As mentioned earlier, many words have multiple Synsets because the word can have different meanings depending on the context. But, let's say you didn't care about the context, and wanted to get all the possible synonyms for a word:

>>> synonyms = []
>>> for syn in wordnet.synsets('book'):
...     for lemma in syn.lemmas():
...         synonyms.append(lemma.name())
>>> len(synonyms)
38

As you can see, there appears to be 38 possible synonyms for the word 'book'. But in fact, some synonyms are verb forms, and many synonyms are just different usages of 'book'. If, instead, we take the set of synonyms, there are fewer unique words, as shown in the following code:

>>> len(set(synonyms))
25

Antonyms

Some lemmas also have antonyms.
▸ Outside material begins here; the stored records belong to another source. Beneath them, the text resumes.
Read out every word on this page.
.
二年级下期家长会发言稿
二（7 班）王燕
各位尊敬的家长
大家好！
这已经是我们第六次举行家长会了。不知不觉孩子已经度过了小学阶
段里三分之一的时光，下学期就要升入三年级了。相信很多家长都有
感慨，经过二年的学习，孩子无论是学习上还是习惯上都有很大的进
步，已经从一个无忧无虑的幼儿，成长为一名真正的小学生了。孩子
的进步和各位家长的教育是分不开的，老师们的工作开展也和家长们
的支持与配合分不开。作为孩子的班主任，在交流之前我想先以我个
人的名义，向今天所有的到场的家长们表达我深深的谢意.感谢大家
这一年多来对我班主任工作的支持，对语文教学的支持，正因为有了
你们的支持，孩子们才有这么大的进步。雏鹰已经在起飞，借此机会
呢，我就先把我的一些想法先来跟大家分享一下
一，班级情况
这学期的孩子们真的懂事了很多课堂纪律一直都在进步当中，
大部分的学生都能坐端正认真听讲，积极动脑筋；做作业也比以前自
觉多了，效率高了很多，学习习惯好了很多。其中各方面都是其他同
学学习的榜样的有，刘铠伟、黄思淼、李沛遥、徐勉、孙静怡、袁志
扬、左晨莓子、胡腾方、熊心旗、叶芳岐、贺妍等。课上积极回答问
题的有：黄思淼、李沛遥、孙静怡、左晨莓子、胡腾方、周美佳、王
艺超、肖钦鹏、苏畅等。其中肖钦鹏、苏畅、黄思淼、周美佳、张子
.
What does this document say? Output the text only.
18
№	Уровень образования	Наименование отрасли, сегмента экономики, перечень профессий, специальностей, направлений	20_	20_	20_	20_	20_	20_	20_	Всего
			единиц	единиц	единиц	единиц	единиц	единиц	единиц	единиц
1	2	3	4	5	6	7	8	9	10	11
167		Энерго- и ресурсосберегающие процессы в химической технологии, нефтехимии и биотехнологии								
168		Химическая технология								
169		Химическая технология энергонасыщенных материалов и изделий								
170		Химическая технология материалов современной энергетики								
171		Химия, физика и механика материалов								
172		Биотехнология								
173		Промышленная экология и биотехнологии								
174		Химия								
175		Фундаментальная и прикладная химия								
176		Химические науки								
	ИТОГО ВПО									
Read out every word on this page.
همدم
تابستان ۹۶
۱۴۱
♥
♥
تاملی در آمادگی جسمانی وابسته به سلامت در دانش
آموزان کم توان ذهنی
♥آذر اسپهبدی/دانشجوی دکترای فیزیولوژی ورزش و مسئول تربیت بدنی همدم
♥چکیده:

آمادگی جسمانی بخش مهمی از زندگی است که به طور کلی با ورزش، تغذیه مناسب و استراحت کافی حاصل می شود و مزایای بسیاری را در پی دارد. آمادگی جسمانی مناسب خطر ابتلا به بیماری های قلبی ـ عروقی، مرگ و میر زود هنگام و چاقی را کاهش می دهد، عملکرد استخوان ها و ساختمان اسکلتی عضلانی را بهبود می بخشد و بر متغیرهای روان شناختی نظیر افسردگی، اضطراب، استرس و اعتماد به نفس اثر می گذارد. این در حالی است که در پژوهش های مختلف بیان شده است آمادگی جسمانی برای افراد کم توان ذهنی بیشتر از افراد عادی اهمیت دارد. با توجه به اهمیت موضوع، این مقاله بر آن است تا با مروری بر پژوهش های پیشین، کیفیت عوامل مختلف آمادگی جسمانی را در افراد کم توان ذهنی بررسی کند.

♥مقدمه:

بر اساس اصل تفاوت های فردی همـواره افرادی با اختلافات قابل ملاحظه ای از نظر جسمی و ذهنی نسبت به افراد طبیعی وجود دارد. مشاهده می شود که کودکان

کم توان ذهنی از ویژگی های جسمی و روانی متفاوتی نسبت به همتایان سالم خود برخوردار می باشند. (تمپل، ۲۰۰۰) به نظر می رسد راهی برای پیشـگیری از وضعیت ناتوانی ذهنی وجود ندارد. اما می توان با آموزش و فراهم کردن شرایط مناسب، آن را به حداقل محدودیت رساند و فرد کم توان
The word good, for example, has 27 Synsets, five of which have lemmas with antonyms, as shown in the following code:

>>> gn2 = wordnet.synset('good.n.02')
>>> gn2.definition()
'moral excellence or admirableness'
>>> evil = gn2.lemmas()[0].antonyms()[0]
>>> evil.name
'evil'
>>> evil.synset().definition()
'the quality of being morally wrong in principle or practice'
>>> ga1 = wordnet.synset('good.a.01')
>>> ga1.definition()
'having desirable or positive qualities especially those suitable for a thing specified'
>>> bad = ga1.lemmas()[0].antonyms()[0]
>>> bad.name()
'bad'
>>> bad.synset().definition()
'having undesirable or negative qualities'

The antonyms() method returns a list of lemmas. In the first case, as we can see in the previous code, the second Synset for good as a noun is defined as moral excellence, and its first antonym is evil, defined as morally wrong. In the second case, when good is used as an adjective to describe positive qualities, the first antonym is bad, which describes negative qualities.

See also

In the next recipe, we'll learn how to calculate Synset similarity. Then in Chapter 2, Replacing and Correcting Words, we'll revisit lemmas for lemmatization, synonym replacement, and antonym replacement.